MIGRATING SALMON might have an easier time getting past man-made structures such as culverts and dams as they push up to their spawning beds and juvenile rearing areas in coming seasons. That's the goal of an agreement the Alaska Department of Fish and Game signed with the Department of Transportation and Public Facilities. The memorandum signed by Fish and Game Commissioner Frank Rue and DOT Commissioner Joe Perkins stresses that improvements must be made in cases where fish passage is impeded. A press release from the office of Gov. Tony Knowles said the two agencies "will meet annually to prioritize corrective actions to remove barriers to safe fish passage. At that time, agencies will agree to a schedule for corrective actions." It remains unclear where the problem culverts on lower Kenai Peninsula streams, which have been giving way under the strain of two recent and bizarre late-season flooding events, will rank on that priority list. Fish and Game habitat biologist Stewart Seaberg has spent a lot of time during the past month monitoring culvert and road repair work on the peninsula. He said department biologists would be talking with DOT in coming weeks about what areas along the Sterling Highway need improvement. He said two culverts that are certain to be addressed are Stariski Creek and the North Fork of the Anchor River on the road to Nikolaevsk. Seaberg said they are likely to become bridges within the next few years. "The culvert issue is a no-brainer for everyone," Seaberg said. "They need to be fixed." The memo also said that as new construction projects are funded, the agencies will ensure that safe fish passage to spawning, rearing and over-wintering habitat is maintained. The agencies will also offer Web-based technical resource information regarding safe fish passage to local governments, other state and federal agencies, consultants and other entities. The agreement, which the Governor's office announced on Tuesday, expands on a similar memorandum of understanding signed by DOT and ADF&G last year that applied only to the design and construction of culverts. "This agreement directs the state's fish habitat and transportation experts to continue their cooperative efforts, including funding, to ensure safe fish passage as Alaska develops our transportation infrastructure into the 21st century," Knowles said. "At its core is a belief that in Alaska we can have quality transportation infrastructure and abundant fisheries resources."

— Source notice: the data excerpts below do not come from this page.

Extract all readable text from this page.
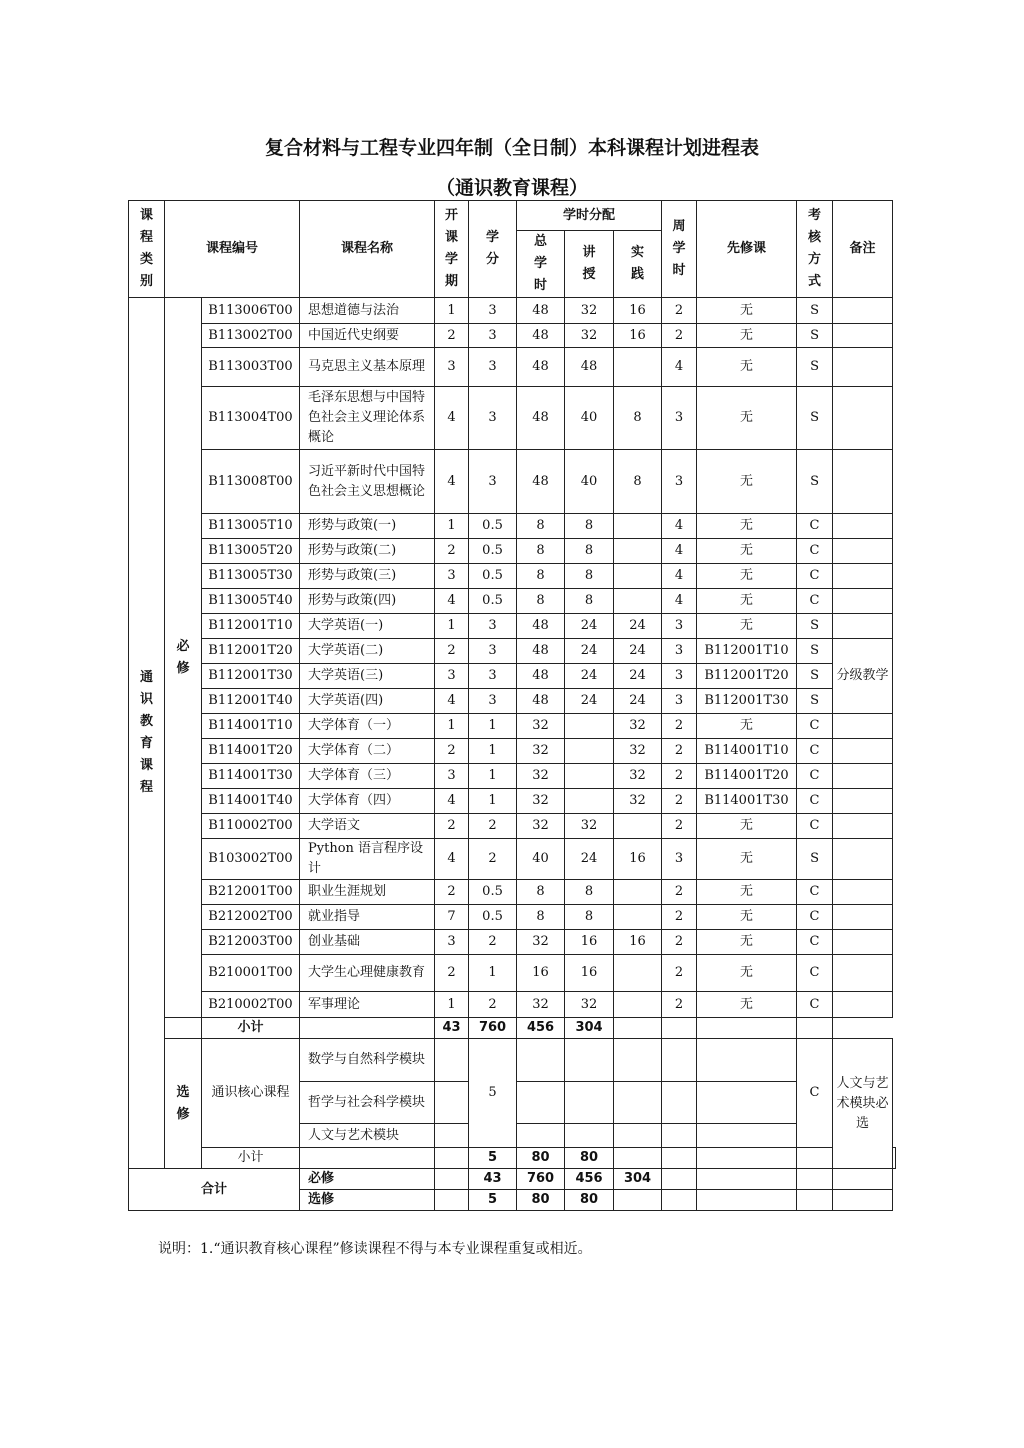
复合材料与工程专业四年制（全日制）本科课程计划进程表
（通识教育课程）
课程类别	课程编号		课程名称	开课学期	学分	学时分配			周学时	先修课	考核方式	备注	
						总学时	讲授	实践					
通识教育课程	必修	B113006T00	思想道德与法治	1	3	48	32	16	2	无	S		
		B113002T00	中国近代史纲要	2	3	48	32	16	2	无	S		
		B113003T00	马克思主义基本原理	3	3	48	48		4	无	S		
		B113004T00	毛泽东思想与中国特色社会主义理论体系概论	4	3	48	40	8	3	无	S		
		B113008T00	习近平新时代中国特色社会主义思想概论	4	3	48	40	8	3	无	S		
		B113005T10	形势与政策(一)	1	0.5	8	8		4	无	C		
		B113005T20	形势与政策(二)	2	0.5	8	8		4	无	C		
		B113005T30	形势与政策(三)	3	0.5	8	8		4	无	C		
		B113005T40	形势与政策(四)	4	0.5	8	8		4	无	C		
		B112001T10	大学英语(一)	1	3	48	24	24	3	无	S		
		B112001T20	大学英语(二)	2	3	48	24	24	3	B112001T10	S	分级教学	
		B112001T30	大学英语(三)	3	3	48	24	24	3	B112001T20	S		
		B112001T40	大学英语(四)	4	3	48	24	24	3	B112001T30	S		
		B114001T10	大学体育（一）	1	1	32		32	2	无	C		
		B114001T20	大学体育（二）	2	1	32		32	2	B114001T10	C		
		B114001T30	大学体育（三）	3	1	32		32	2	B114001T20	C		
		B114001T40	大学体育（四）	4	1	32		32	2	B114001T30	C		
		B110002T00	大学语文	2	2	32	32		2	无	C		
		B103002T00	Python 语言程序设计	4	2	40	24	16	3	无	S		
		B212001T00	职业生涯规划	2	0.5	8	8		2	无	C		
		B212002T00	就业指导	7	0.5	8	8		2	无	C		
		B212003T00	创业基础	3	2	32	16	16	2	无	C		
		B210001T00	大学生心理健康教育	2	1	16	16		2	无	C		
		B210002T00	军事理论	1	2	32	32		2	无	C		
		小计		43	760	456	304						
	选修	通识核心课程	数学与自然科学模块		5						C	人文与艺术模块必选	
			哲学与社会科学模块										
			人文与艺术模块										
		小计			5	80	80						
合计			必修		43	760	456	304					
			选修		5	80	80						
说明：1.“通识教育核心课程”修读课程不得与本专业课程重复或相近。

Two Sitka divers were found on a beach in good condition last week, two days after their boat overturned about 20 miles north of Angoon, the Daily Sitka Sentinel reported. Eric Holmlund, 46, and Spencer Severson, 57, were taking turns diving for sea cucumbers from Holmlund's 30-foot aluminum boat F/V Hammerhead when the boat unexpectedly flipped. "(They were) stranded for almost two days on a ragged coastline in Southeast Alaska," Severson's wife, Ellen Frankenstein, told the Homer News. "It was about 40 degrees and raining. The sun goes down before 5 p.m. and comes back sometime after 8 a.m. They had no clothes, no shoes, no food, no matches and walked 18 miles for help." Severson was aboard the Hammerhead tending the hookah breathing gear while Holmlund was diving; when Severson felt the boat begin to list, he tried to stabilize it, even pitching the divers' catch overboard in the effort. He signaled Holmlund to surface, and together they tried to find the problem. Unable to find it, the pair left the boat in their diving drysuits just before it capsized. They swam to shore and began walking toward Angoon. They spent that night in the woods without survival gear, using branches to keep warm. The following day, Holmlund's wife called the Coast Guard after learning that other divers returning from the area in slower boats were already back in Sitka. "Eric and Spencer spent their second night on the beach, wearing again only their dry suits," Frankenstein told the Homer News. "They were cold. They were hungry. They slept on some washed up foam, with branches over their bodies, huddled together for warmth. It was hard to sleep after midnight, Spencer said, because they were so cold." The Coast Guard attempted to contact the Hammerhead by radio throughout the second night, and launched two helicopters the next morning. A private floatplane from Angoon also joined the search, the Coast Guard reported. The overturned boat was located late that morning, and two hours later the two divers were found about two miles from Angoon. They'd walked about 18 miles in their drysuits. Severson and Holmlund contacted their wives by cell phone, but remained behind in Angoon to try to salvage the boat, Frankenstein said.